The Sator Square; Or a Charm of Words
An ancient magical square, a palindrome of five words, has survived the passage of time as a riddle of mystery and magic.
An old word game, the Sator Square, is perhaps one of the most famous and mysterious magical puzzles of all time. It consists of arrangements of letters that, like a two-dimensional palindrome, can be read in the same way from right to left and back. The five words, of five letters each, have been found in ruins all over Europe and, like a riddle from the past, still impress and perplex people today.

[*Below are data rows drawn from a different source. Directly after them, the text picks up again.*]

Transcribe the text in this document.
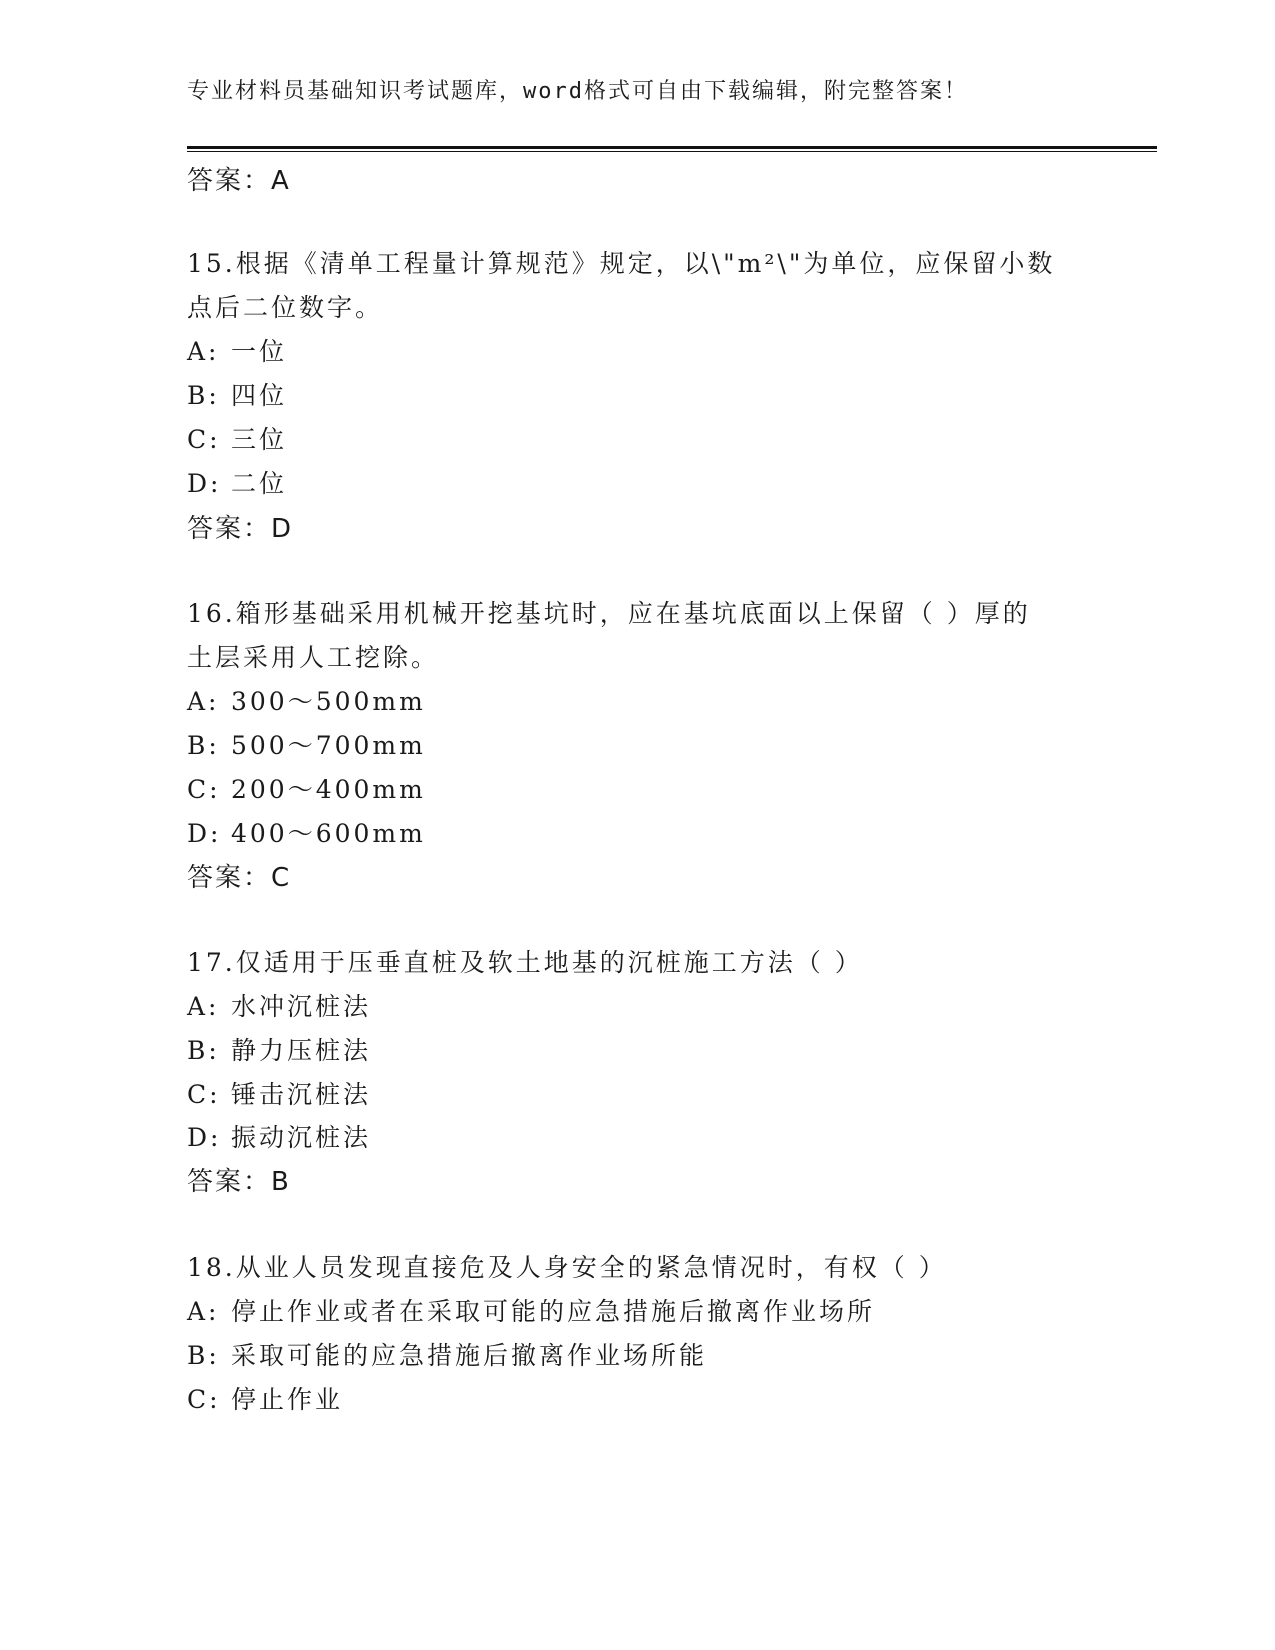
专业材料员基础知识考试题库，word格式可自由下载编辑，附完整答案！
答案：A
15.根据《清单工程量计算规范》规定，以\"m²\"为单位，应保留小数
点后二位数字。
A: 一位
B: 四位
C: 三位
D: 二位
答案：D
16.箱形基础采用机械开挖基坑时，应在基坑底面以上保留（ ）厚的
土层采用人工挖除。
A: 300～500mm
B: 500～700mm
C: 200～400mm
D: 400～600mm
答案：C
17.仅适用于压垂直桩及软土地基的沉桩施工方法（ ）
A: 水冲沉桩法
B: 静力压桩法
C: 锤击沉桩法
D: 振动沉桩法
答案：B
18.从业人员发现直接危及人身安全的紧急情况时，有权（ ）
A: 停止作业或者在采取可能的应急措施后撤离作业场所
B: 采取可能的应急措施后撤离作业场所能
C: 停止作业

SATOR, AREPO, TENET, OPERA, and ROTAS are the five Latin voices whose arrangement, it’s believed, give the square its magical powers. It’s used, even today, as an amulet and talisman of protection. Interpretations of the square and all its variations, contradictions and controversies derive from the mystery of the word AREPO, the only one of the five words which is not Latin. Some scholars have classified it as a proper name. The most common reading of the Sator Square holds that: “The farmer/gardener (SATOR), AREPO has (TENET) and works (OPERA) the wheel or plow (ROTAS).” It’s a simple narrative that seems to hide a secret. And it does.
The magic square was originally thought to have been of Christian origin, created sometime between the third and fifth centuries. Reproductions have been found in Roman ruins in England, and in Italy and Spain. It was also believed to contain mystical symbols hidden among the letters, as it was frequently used by the early practitioners of Christianity. But the finding of a Sator Square in the ruins of Pompeii, in southern Italy, showed that the talisman was even older than had been previously thought, dating from 79 CE at least.
The letters contained in the square also contain an anagram. The phrase PATER NOSTER (“Our Father” in Latin) is repeated twice, overlapping at the letter N and forming a cross. The chances of this having been coincidence are minimal. As the phrase “Our Father” was commonly used in the Judaism of the time, some scholars believe that the Pompeii Sator Square was made by Jewish inhabitants of the ancient Italian city, and is probably related to a passage from the Old Testament Book of Ezekiel.
The most literal translation of the Sator Square might remind one of Japanese haiku in its pristine simplicity. Seen more closely, it’s as an enigma that’s survived the inclemency of time and comes to us today as a conjuring of riddles, whose 25 words have bewitched men for centuries (as did the magical expression “abracadabra”). It’s also a beautiful reminder of the profound power of words, creator of worlds and guardian of ancient secrets.